Sure enough, it did after dinner last night. And he traced the water to this source:


A perfectly harmless canine water cooler
I’d filled it for the dogs about an hour before the water showed up in the linen closet again. It had a crack I never saw when filling it. The water just couldn’t flow across the kitchen floor where I’d be most likely to spot the problem right away, now could it? Oh no, instead it had to seep behind that knotty wooden object (which holds the garbage), beneath the molding and into the linen closet on the other side of the wall.

And here I thought the dogs had been slurping up so much water recently because of the hot summer weather. Lately I’ve been filling it every single night, about every twenty-four hours. Yet I never made the connection between the dogs’ water supply and the mysterious appearance of the water spot in the hallway each evening.

Thank heavens that’s all it was—and for once it wasn’t even an Act of Baby Bear.
We now return to our regularly scheduled insanity in progress.

2 comments:

Phyllis J. Towzey said...

LOL, Karen.
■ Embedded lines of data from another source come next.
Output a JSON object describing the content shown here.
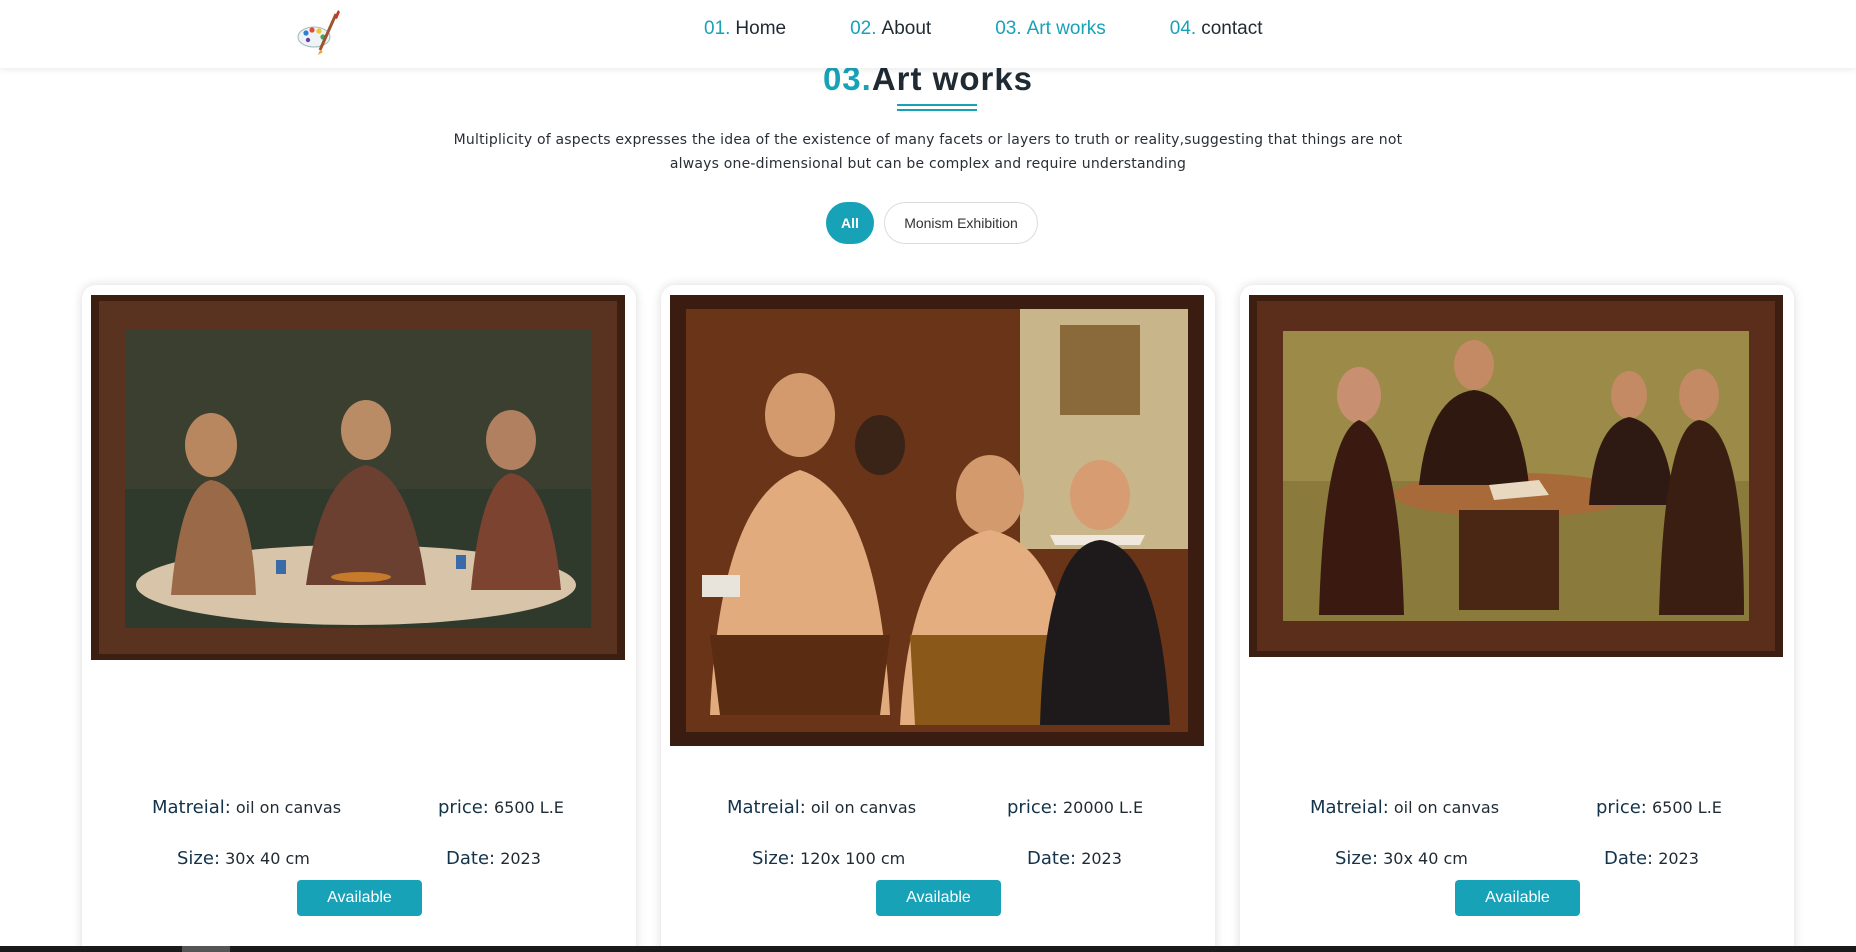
{
  "nav": {
    "items": [
      {
        "num": "01.",
        "label": "Home"
      },
      {
        "num": "02.",
        "label": "About"
      },
      {
        "num": "03.",
        "label": "Art works"
      },
      {
        "num": "04.",
        "label": "contact"
      }
    ],
    "active_index": 2,
    "logo_icon": "palette-brush-logo"
  },
  "section": {
    "num": "03.",
    "title": "Art works",
    "description": "Multiplicity of aspects expresses the idea of the existence of many facets or layers to truth or reality,suggesting that things are not always one-dimensional but can be complex and require understanding"
  },
  "filters": [
    "All",
    "Monism Exhibition"
  ],
  "labels": {
    "material": "Matreial:",
    "price": "price:",
    "size": "Size:",
    "date": "Date:",
    "button": "Available"
  },
  "artworks": [
    {
      "material": "oil on canvas",
      "price": "6500 L.E",
      "size": "30x 40 cm",
      "date": "2023"
    },
    {
      "material": "oil on canvas",
      "price": "20000 L.E",
      "size": "120x 100 cm",
      "date": "2023"
    },
    {
      "material": "oil on canvas",
      "price": "6500 L.E",
      "size": "30x 40 cm",
      "date": "2023"
    }
  ],
  "colors": {
    "accent": "#17a2b8",
    "text": "#1f2a33",
    "frame": "#4a2514"
  }
}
What's really amazing to me, though, is that you have an actual water cooler on the floor and the Bear doesn't play with it! I would have thought it would have been too tempting to resist.

Karen Lingefelt said...

I agree, Phyllis. Perhaps it's because it's too difficult to pick up or otherwise tip over.

But not to worry: He loves to drag his "blanky" all over the house, and it usually makes a pass over the water dish at least once a day.